The title “graphic designer” has become associated with so many disciplines – most justifiably because it is a broad term, but some are plain wrong. Computer animators, typographers, illustrators, photographers, photoshop retouchers, production layout artists, marker comp artists, art directors, producers, editors and web designers all fall under the general population’s idea of a graphic designer, and a good graphic designer could be very successful at any of these. Yet those are all VERY different professions.

So what then is a graphic designer? My definition paints a broad stroke, but I believe an accurate one: A graphic designer’s job is to arrange and display pieces of information (text, graphics, photos, video etc.) in both an intelligent and aesthetically pleasing way, while never losing sight of the end-goal which is to communicate a specific, targeted message to a specific, targeted audience.
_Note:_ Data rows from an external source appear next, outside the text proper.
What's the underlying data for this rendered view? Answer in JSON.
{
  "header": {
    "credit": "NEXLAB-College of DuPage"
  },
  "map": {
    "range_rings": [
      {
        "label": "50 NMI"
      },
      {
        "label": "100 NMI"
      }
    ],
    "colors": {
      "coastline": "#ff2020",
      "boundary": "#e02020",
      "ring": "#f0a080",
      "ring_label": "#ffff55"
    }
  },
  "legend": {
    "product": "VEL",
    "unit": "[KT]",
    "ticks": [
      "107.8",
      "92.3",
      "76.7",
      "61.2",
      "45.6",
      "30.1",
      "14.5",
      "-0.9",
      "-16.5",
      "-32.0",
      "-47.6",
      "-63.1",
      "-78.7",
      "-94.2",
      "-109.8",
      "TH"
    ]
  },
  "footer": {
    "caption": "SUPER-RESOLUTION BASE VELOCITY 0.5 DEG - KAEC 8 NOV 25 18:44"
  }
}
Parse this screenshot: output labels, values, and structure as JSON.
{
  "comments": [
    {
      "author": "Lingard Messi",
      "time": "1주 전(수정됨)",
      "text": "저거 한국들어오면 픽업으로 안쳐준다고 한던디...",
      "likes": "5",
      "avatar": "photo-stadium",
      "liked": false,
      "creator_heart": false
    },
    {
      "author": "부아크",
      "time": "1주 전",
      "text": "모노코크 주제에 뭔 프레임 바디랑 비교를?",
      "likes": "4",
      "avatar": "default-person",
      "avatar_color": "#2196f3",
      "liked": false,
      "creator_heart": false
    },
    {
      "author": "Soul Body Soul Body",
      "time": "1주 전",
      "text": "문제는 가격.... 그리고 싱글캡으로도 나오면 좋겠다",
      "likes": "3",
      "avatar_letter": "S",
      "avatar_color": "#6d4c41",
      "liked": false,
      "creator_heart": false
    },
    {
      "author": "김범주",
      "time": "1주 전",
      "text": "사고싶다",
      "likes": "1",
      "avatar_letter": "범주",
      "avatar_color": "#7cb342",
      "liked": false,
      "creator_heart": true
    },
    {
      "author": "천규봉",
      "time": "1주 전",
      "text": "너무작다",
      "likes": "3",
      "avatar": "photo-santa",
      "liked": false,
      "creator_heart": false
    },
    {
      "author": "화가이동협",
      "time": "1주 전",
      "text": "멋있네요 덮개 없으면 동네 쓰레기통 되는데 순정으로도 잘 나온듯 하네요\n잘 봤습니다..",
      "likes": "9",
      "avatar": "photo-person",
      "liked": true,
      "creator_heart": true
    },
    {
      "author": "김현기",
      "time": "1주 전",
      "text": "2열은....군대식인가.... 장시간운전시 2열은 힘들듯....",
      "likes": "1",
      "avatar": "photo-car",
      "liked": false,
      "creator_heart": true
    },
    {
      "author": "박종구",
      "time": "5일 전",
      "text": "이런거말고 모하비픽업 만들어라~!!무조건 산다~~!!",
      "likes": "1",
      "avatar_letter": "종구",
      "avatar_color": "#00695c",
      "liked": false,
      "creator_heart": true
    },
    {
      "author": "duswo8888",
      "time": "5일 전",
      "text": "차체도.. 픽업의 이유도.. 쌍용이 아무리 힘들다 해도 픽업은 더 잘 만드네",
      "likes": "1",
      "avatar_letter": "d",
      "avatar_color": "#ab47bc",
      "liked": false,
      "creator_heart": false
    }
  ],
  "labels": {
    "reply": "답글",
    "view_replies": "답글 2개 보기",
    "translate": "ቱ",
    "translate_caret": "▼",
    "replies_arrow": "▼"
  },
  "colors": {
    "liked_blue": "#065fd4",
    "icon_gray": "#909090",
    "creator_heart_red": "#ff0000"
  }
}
The “aesthetically pleasing” part is easy. Those with talent have no trouble creating something that looks nice. They know what works, may have a style that fits in with the contemporary aesthetic, or just may be a pure talent. Those without so much talent can simply claim that their design is brilliantly creative, and that you just don’t ‘get’ it. The inherent problem with that reasoning is that if I don’t get it, than they didn’t design a good piece. Simple as that. It may look nice, but it’s not communicating the message – therefore it fails.

For the design to be intelligent is more difficult to accomplish. This comes through not only the designer’s own intelligence, but also their ability to rationalize logically the best way to arrange the information in order to communicate the message most effectively. Much of this ability comes from experience. Having tried options in the past that didn’t work will help you to avoid them in the future, resulting not only in a more intelligent designer but a more efficient one too. And the only thing better than being a good designer is being a FAST, good designer. Your paycheck goes up if you can make your clients happy while meeting, and even exceeding their deadlines.

We’ve all seen television commercials, posters, flyers and book covers that look really cool – may even be really funny, but you have no idea what they’re trying to say or what they are trying to sell. That’s a big fat failure according to my definition above. They are either too ethereal to ‘get’, or too hard to read, or sometimes just neglect to say anything useful at all.

If it doesn’t communicate a single, unified message, it’s fine art. Nothing against fine art. Fine art can communicate many things to many people, but you may see and feel something from looking at a Jackson Pollack painting that is different than what I see and feel. Communication Design needs to communicate the client’s message clearly. It can still communicate other messages too like, “Hey we’re trendy!” or “Hey we’re funny!” or “Hey we’re youthful!” but the actual message that you were hired to design for should not suffer at the expense of those peripheral messages.